This case involves a thirteen-year-old male patient who was the victim of a drive-by shooting. The patient sustained a significant injury to the major vessels in the thorax, which required extensive thoracic surgery. After being stabilized, the patient was discharged. Two days later, he presented back to the hospital complaining of severe shortness of breath and wheezing. It was determined that the patient was discharged with narrowing of the trachea and subglottic stenosis. The patient went into cardiopulmonary arrest in the hospital and was resuscitated, but not before he sustained irreversible brain damage. The patient was transferred to a nursing home and was fully dependent for most aspects of daily living.
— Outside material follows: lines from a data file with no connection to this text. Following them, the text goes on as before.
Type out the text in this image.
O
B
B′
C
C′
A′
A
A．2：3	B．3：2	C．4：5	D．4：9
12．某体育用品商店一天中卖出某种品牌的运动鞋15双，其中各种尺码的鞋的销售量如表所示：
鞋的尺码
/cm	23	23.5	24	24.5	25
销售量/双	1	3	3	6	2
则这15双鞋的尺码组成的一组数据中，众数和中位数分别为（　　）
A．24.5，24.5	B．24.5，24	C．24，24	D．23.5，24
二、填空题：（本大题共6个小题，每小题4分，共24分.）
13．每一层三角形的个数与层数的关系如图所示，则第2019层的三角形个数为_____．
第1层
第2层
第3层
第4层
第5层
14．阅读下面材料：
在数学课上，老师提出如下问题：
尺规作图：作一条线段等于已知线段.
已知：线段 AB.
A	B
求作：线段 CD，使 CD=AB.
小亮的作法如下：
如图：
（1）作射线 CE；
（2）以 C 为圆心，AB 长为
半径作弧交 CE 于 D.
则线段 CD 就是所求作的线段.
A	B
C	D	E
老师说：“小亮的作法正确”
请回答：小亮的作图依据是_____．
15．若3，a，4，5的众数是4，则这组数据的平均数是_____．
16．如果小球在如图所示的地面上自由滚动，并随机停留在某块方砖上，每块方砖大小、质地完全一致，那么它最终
Question(s) For Expert Witness
- 1. What caused this condition and was this patient stable enough to be discharged?
Expert Witness Response E-000690
Acquired subglottic stenosis is secondary to localized trauma to subglottic structures. Usually, the injury is caused by endotracheal intubation or high tracheostomy tube placement. If irritation persists, the original edema and inflammation progress to ulceration and granulation tissue formation. This may or may not involve chondritis with the destruction of the underlying cricoid cartilage and loss of framework support. When the source of irritation is removed, healing occurs with fibroblast proliferation, scar formation, and contracture, leading to stenosis or complete occlusion of the airway. This patient should not have been discharged with this condition.